Maka, ekosufisme adalah pertemuan antara spiritualitas Islam dan kesadaran ekologis, antara dzikir dan etika lingkungan.

Dalam konteks Rinjani, ekosufisme tidak berhenti sebagai teori abstrak, tetapi hidup dalam tradisi, ritus, dan pandangan dunia masyarakat Sasak. Melalui alam—gunung, lembah, air, dan tanah—manusia menemukan tanda-tanda (ayat) Tuhan.

Maka, pendakian Rinjani bukan sekadar pendakian fisik, tetapi juga pendakian spiritual menuju kesadaran tertinggi tentang Tuhan, alam, dan diri. Setiap langkah di lereng Rinjani sejatinya adalah perjalanan menuju tauhid, menuju kesatuan wujud bahwa “semua berasal dari Yang Esa”.

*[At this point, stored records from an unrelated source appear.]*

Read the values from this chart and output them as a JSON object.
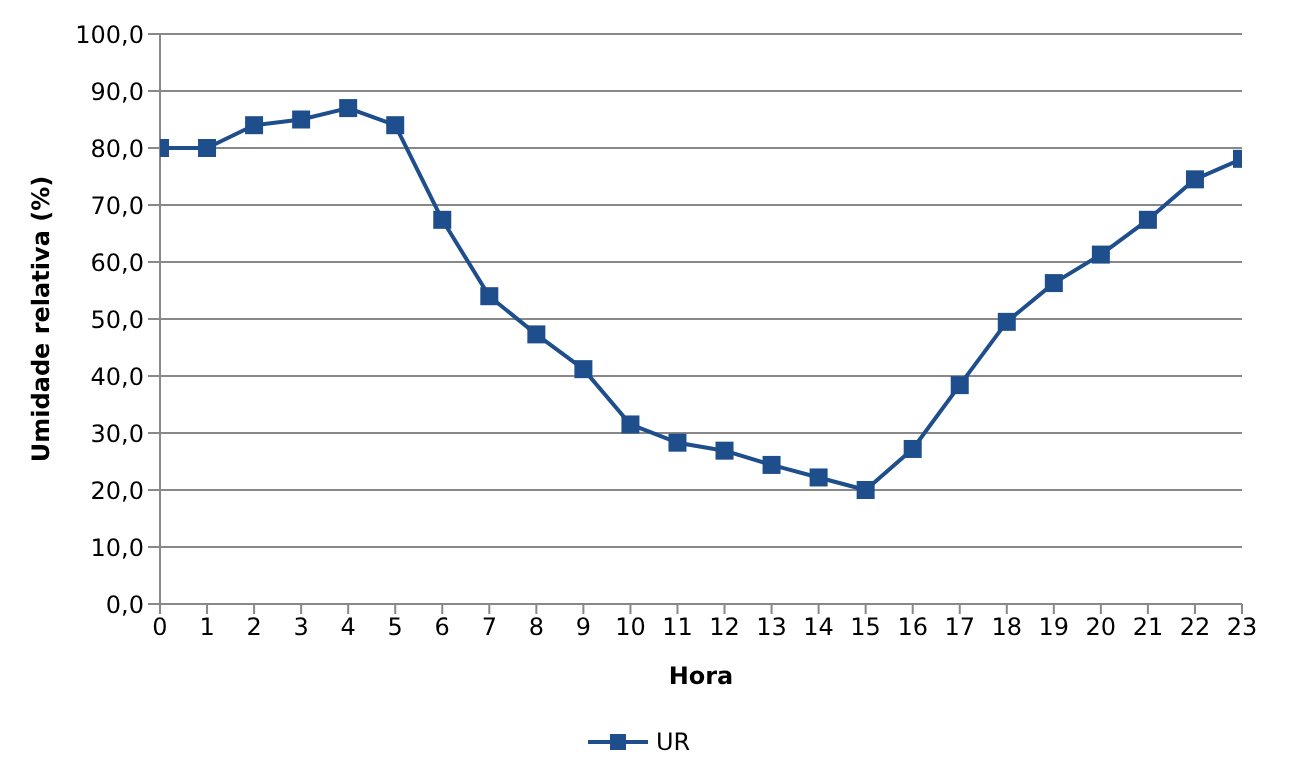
{
  "chart_data": {
    "type": "line",
    "xlabel": "Hora",
    "ylabel": "Umidade relativa (%)",
    "x": [
      0,
      1,
      2,
      3,
      4,
      5,
      6,
      7,
      8,
      9,
      10,
      11,
      12,
      13,
      14,
      15,
      16,
      17,
      18,
      19,
      20,
      21,
      22,
      23
    ],
    "series": [
      {
        "name": "UR",
        "color": "#1f4e8c",
        "values": [
          80,
          80,
          84,
          85,
          87,
          84,
          67.4,
          54,
          47.3,
          41.2,
          31.5,
          28.3,
          26.9,
          24.4,
          22.2,
          20,
          27.2,
          38.4,
          49.5,
          56.3,
          61.3,
          67.4,
          74.5,
          78.1
        ]
      }
    ],
    "xlim": [
      0,
      23
    ],
    "xticks": [
      0,
      1,
      2,
      3,
      4,
      5,
      6,
      7,
      8,
      9,
      10,
      11,
      12,
      13,
      14,
      15,
      16,
      17,
      18,
      19,
      20,
      21,
      22,
      23
    ],
    "ylim": [
      0,
      100
    ],
    "yticks": [
      {
        "value": 0,
        "label": "0,0"
      },
      {
        "value": 10,
        "label": "10,0"
      },
      {
        "value": 20,
        "label": "20,0"
      },
      {
        "value": 30,
        "label": "30,0"
      },
      {
        "value": 40,
        "label": "40,0"
      },
      {
        "value": 50,
        "label": "50,0"
      },
      {
        "value": 60,
        "label": "60,0"
      },
      {
        "value": 70,
        "label": "70,0"
      },
      {
        "value": 80,
        "label": "80,0"
      },
      {
        "value": 90,
        "label": "90,0"
      },
      {
        "value": 100,
        "label": "100,0"
      }
    ],
    "grid": "y",
    "legend": "bottom",
    "marker": "square",
    "line_style": "solid"
  }
}
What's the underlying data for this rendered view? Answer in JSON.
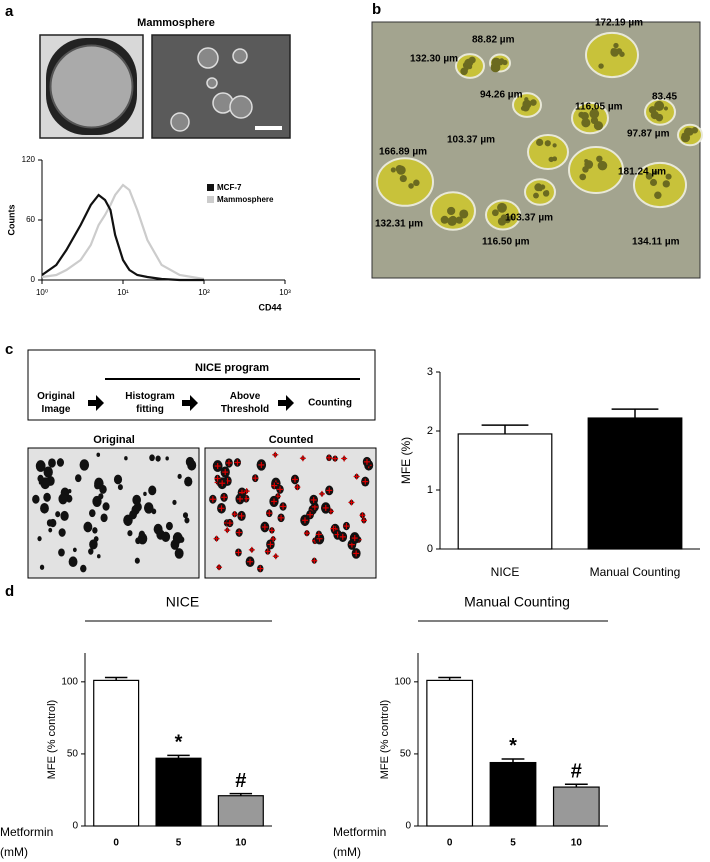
{
  "panels": [
    "a",
    "b",
    "c",
    "d"
  ],
  "panel_a": {
    "title": "Mammosphere"
  },
  "panel_b": {
    "measurements": [
      "132.30 µm",
      "88.82 µm",
      "172.19 µm",
      "94.26 µm",
      "116.05 µm",
      "83.45",
      "103.37 µm",
      "97.87 µm",
      "166.89 µm",
      "181.24 µm",
      "132.31 µm",
      "103.37 µm",
      "116.50 µm",
      "134.11 µm"
    ]
  },
  "panel_c": {
    "program": "NICE program",
    "steps": [
      [
        "Original",
        "Image"
      ],
      [
        "Histogram",
        "fitting"
      ],
      [
        "Above",
        "Threshold"
      ],
      [
        "Counting"
      ]
    ],
    "images": [
      "Original",
      "Counted"
    ]
  },
  "chart_data": [
    {
      "type": "line",
      "ylabel": "Counts",
      "xlabel": "CD44",
      "xscale": "log",
      "x": [
        1,
        1.5,
        2,
        3,
        4,
        5,
        6,
        7,
        8,
        10,
        12,
        15,
        20,
        30,
        50,
        100
      ],
      "series": [
        {
          "name": "MCF-7",
          "color": "#111111",
          "values": [
            5,
            15,
            30,
            55,
            75,
            85,
            80,
            70,
            45,
            20,
            10,
            5,
            3,
            1,
            0,
            0
          ]
        },
        {
          "name": "Mammosphere",
          "color": "#cccccc",
          "values": [
            3,
            5,
            10,
            20,
            35,
            55,
            65,
            75,
            85,
            95,
            90,
            70,
            40,
            15,
            5,
            1
          ]
        }
      ],
      "xlim": [
        1,
        1000
      ],
      "xticks": [
        {
          "value": 1,
          "label": "10⁰"
        },
        {
          "value": 10,
          "label": "10¹"
        },
        {
          "value": 100,
          "label": "10²"
        },
        {
          "value": 1000,
          "label": "10³"
        }
      ],
      "ylim": [
        0,
        120
      ],
      "yticks": [
        0,
        60,
        120
      ],
      "legend": "upper right"
    },
    {
      "type": "bar",
      "ylabel": "MFE (%)",
      "categories": [
        "NICE",
        "Manual Counting"
      ],
      "values": [
        1.95,
        2.22
      ],
      "errors": [
        0.15,
        0.15
      ],
      "colors": [
        "#ffffff",
        "#000000"
      ],
      "ylim": [
        0,
        3
      ],
      "yticks": [
        0,
        1,
        2,
        3
      ]
    },
    {
      "type": "bar",
      "title": "NICE",
      "ylabel": "MFE (% control)",
      "xlabel": [
        "Metformin",
        "(mM)"
      ],
      "categories": [
        "0",
        "5",
        "10"
      ],
      "values": [
        101,
        47,
        21
      ],
      "errors": [
        2,
        2,
        1.5
      ],
      "colors": [
        "#ffffff",
        "#000000",
        "#999999"
      ],
      "annotations": [
        null,
        "*",
        "#"
      ],
      "ylim": [
        0,
        120
      ],
      "yticks": [
        0,
        50,
        100
      ]
    },
    {
      "type": "bar",
      "title": "Manual Counting",
      "ylabel": "MFE (% control)",
      "xlabel": [
        "Metformin",
        "(mM)"
      ],
      "categories": [
        "0",
        "5",
        "10"
      ],
      "values": [
        101,
        44,
        27
      ],
      "errors": [
        2,
        2.5,
        2
      ],
      "colors": [
        "#ffffff",
        "#000000",
        "#999999"
      ],
      "annotations": [
        null,
        "*",
        "#"
      ],
      "ylim": [
        0,
        120
      ],
      "yticks": [
        0,
        50,
        100
      ]
    }
  ]
}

Dalam kosmologi Sasak, Gunung Rinjani memiliki posisi sentral sebagai puser gumi—pusat bumi. Rinjani bukan hanya gunung tertinggi di Lombok, tetapi juga pusat energi spiritual tempat berkumpulnya ruh para waliyullah.

Miq Agus menulis, bahwa secara supranatural, Rinjani merupakan “sentra pertemuan para waliyullah di seluruh Nusantara, bahkan dunia” pada waktu-waktu tertentu. Pandangan ini memperlihatkan bahwa alam dan spiritualitas dihayati masyarakat Sasak secara integral, di mana alam bukan benda mati, tetapi makhluk yang hidup dan menyimpan ruh ilahiah.

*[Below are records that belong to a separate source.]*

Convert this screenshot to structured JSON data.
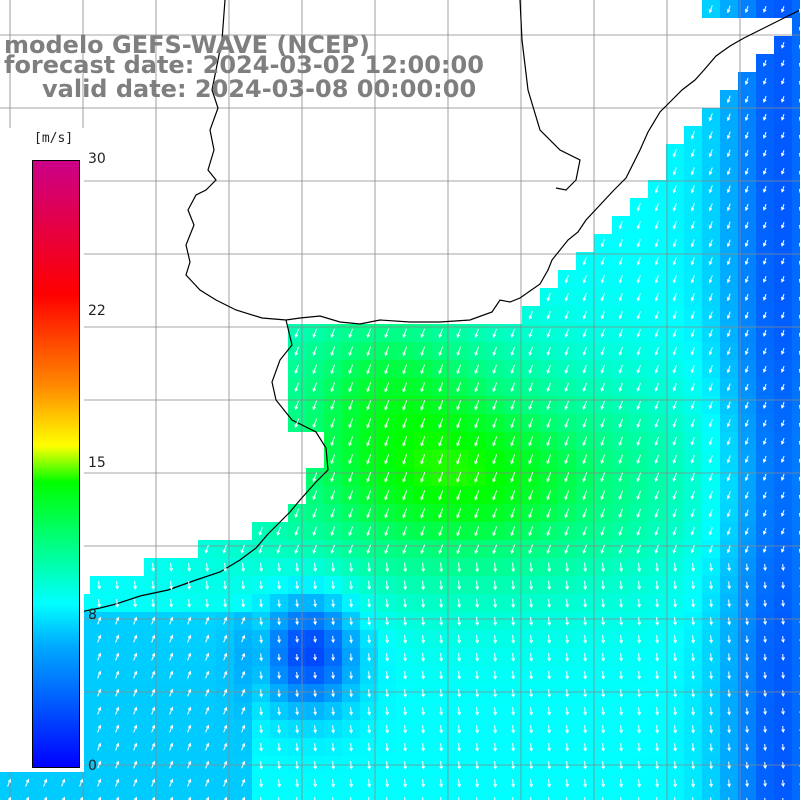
{
  "title": {
    "line1": "modelo GEFS-WAVE (NCEP)",
    "line2": "forecast date: 2024-03-02 12:00:00",
    "line3": "valid date: 2024-03-08 00:00:00"
  },
  "colorbar": {
    "unit": "[m/s]",
    "ticks": [
      "30",
      "22",
      "15",
      "8",
      "0"
    ],
    "min": 0,
    "max": 30,
    "colors": {
      "low": "#0000ff",
      "mid_low": "#00ffff",
      "mid": "#00ff00",
      "mid_high": "#ffff00",
      "high": "#ff0000",
      "top": "#cc0088"
    }
  },
  "map": {
    "variable": "wind speed and direction",
    "land_color": "#ffffff",
    "grid_color": "#888888",
    "coastline_color": "#000000",
    "arrow_color": "#ffffff"
  }
}
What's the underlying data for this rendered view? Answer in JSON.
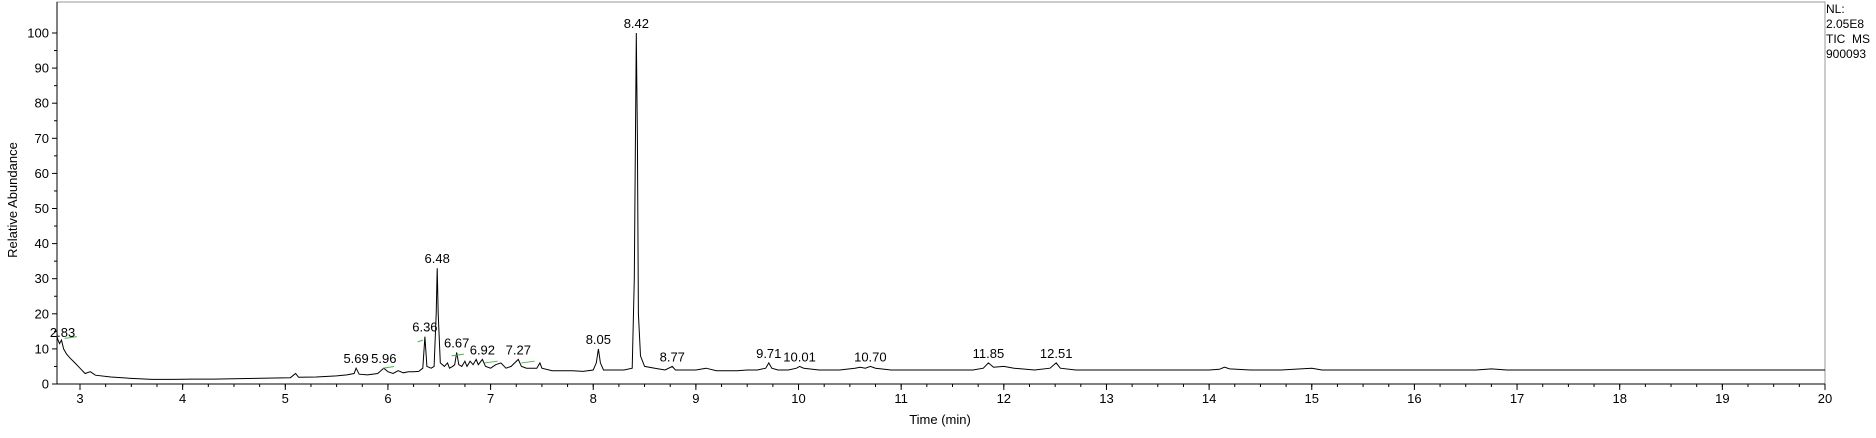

Rinjani juga merupakan tempat bersemayamnya Dewi Anjani, figur mitologis sekaligus spiritual yang diyakini sebagai nenek moyang orang Sasak. Ia dipandang bukan sekadar legenda, tetapi simbol kesucian dan penjaga keseimbangan alam.

Dalam pandangan sebagian masyarakat Sasak, Dewi Anjani bahkan dianggap sebagai wali qutub, sosok wali tertinggi yang menjaga keberlangsungan kosmos. Ritual-ritual seperti ngaji makem, sembeq, dan bukaq jebak dilakukan untuk menjaga komunikasi spiritual antara manusia dan penguasa alam tersebut.

Buku ini dengan jernih menjelaskan bahwa konsep kemaliq—yakni situs-situs suci seperti mata air, makam leluhur, atau tanda-tanda alam tertentu—merupakan ruang-ruang sakral yang menegaskan etika ekologis masyarakat Sasak.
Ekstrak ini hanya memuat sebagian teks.